Getting good feedback from customers and prospective customers is essential to any business. I think I already do quite a good job of getting feedback from paying customers. But what about visitors who click around my site for a few minutes and then leave, never to return? I would love to know why they didn’t buy. This sort of feedback is much harder to come by, so I was interested to read about Kampyle in the article 14 free tools that reveal why people abandon your website.
Kampyle adds a clickable image to a designated corner of your webpage. If a user clicks on this image they are shown a simple (and customisable) feedback form. Any feedback is collected by Kampyle and presented through a dashboard on their website. All you have to do is register, customise your feedback form and add some javascript inside the <head> and <body> tags of each page. Best of all, the service is free. You can see it in action on Kampyle’s own website.

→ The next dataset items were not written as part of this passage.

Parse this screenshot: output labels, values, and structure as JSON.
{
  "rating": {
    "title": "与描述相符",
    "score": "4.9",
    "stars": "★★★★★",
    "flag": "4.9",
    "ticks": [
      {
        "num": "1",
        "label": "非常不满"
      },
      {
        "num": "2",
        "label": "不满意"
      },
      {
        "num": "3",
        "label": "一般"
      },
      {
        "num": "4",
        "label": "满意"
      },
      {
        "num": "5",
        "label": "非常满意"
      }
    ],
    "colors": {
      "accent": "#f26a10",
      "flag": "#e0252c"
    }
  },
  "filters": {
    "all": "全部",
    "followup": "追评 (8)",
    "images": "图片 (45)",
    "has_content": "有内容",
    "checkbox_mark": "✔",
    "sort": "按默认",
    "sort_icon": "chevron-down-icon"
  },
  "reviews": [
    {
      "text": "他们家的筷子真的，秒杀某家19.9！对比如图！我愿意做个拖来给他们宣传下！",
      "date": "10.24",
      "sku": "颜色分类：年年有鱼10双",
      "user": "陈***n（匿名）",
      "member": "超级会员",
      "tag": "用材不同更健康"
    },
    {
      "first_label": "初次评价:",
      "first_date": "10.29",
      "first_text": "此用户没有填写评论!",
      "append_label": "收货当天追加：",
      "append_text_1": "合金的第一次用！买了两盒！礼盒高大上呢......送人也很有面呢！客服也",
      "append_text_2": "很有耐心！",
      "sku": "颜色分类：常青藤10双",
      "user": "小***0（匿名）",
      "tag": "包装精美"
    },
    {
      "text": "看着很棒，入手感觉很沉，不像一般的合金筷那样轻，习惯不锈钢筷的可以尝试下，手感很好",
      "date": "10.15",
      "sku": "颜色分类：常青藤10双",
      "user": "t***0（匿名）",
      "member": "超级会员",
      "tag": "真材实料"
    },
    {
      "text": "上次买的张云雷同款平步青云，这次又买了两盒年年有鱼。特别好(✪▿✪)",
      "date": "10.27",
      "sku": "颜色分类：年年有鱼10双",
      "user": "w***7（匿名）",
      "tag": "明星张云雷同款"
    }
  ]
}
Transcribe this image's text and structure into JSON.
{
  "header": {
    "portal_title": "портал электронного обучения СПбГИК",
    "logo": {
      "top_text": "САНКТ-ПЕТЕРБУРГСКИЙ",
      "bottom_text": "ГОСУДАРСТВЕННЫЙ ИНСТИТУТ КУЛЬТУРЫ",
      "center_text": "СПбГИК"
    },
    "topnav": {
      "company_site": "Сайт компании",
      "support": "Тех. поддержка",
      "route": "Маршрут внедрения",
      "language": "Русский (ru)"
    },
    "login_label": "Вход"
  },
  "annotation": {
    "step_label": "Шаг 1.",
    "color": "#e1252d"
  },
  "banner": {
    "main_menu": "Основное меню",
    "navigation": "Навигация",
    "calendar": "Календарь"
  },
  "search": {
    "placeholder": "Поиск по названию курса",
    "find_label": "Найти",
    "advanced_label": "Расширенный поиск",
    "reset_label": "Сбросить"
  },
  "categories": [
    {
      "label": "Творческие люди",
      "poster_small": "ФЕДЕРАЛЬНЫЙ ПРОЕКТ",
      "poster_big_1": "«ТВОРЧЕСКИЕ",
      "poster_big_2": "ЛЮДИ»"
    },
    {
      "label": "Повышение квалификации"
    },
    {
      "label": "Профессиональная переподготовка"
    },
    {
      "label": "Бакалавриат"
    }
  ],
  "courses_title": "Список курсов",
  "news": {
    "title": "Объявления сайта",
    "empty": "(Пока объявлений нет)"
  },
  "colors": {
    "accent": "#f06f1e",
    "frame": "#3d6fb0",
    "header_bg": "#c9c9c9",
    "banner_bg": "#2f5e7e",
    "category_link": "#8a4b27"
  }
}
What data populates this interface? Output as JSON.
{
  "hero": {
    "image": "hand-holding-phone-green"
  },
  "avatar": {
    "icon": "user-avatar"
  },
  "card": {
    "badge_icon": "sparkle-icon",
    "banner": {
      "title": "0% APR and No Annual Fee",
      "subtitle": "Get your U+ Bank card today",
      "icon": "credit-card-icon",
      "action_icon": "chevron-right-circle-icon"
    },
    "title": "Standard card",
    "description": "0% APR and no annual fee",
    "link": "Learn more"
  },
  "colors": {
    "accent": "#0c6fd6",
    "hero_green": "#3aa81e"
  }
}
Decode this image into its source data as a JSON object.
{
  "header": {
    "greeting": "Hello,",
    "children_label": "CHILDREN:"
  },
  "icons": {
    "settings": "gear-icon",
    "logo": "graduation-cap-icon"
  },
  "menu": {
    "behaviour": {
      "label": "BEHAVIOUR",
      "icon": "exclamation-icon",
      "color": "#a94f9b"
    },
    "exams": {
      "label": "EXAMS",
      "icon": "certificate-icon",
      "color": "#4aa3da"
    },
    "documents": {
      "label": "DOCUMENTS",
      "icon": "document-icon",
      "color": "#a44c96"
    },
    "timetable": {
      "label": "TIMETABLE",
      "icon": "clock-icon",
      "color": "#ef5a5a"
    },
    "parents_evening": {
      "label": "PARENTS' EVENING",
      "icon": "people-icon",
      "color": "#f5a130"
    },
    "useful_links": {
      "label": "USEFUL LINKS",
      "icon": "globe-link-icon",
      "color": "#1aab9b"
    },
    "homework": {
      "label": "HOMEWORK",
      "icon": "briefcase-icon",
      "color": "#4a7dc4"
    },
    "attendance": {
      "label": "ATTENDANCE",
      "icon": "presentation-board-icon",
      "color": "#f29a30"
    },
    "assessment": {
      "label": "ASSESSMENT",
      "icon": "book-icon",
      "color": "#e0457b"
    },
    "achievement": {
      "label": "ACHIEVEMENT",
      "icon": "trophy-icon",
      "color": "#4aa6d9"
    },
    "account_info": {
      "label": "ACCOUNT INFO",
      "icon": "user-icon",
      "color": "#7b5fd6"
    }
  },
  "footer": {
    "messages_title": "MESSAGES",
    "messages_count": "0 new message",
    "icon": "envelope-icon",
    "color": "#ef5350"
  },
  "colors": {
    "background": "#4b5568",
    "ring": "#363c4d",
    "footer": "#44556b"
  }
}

Click the floating image in the bottom-right corner to show the feeback form

Leave feedback
You can also have Kampyle pop-up a survey question for a given percentage of users as they leave your site. I find such surveys annoying and never fill them in, so I haven’t felt inclined to try this yet.
Kampyle sounds great. Users have a simple way to supply feedback which doesn’t distract them from my key goal (buying my software). Sadly, very few visitors actually supplied feedback through Kampyle. I ran it for a month on some of the highest traffic pages on my Perfect Table Plan site and got a grand total of 4 comments from 3 visitors. Only two of these comments had any really useful feedback and both were from a single paying customer who probably would have emailed support anyway. I don’t feel the feedback justified the ‘cost’, in terms of the potential distraction of visitors and another potential failure mode for my website. Consequently I am now only running Kampyle on a couple of peripheral pages. Maybe the results would be better for different types of site. It only takes 10 minutes of so to set up, so it might be worth a try.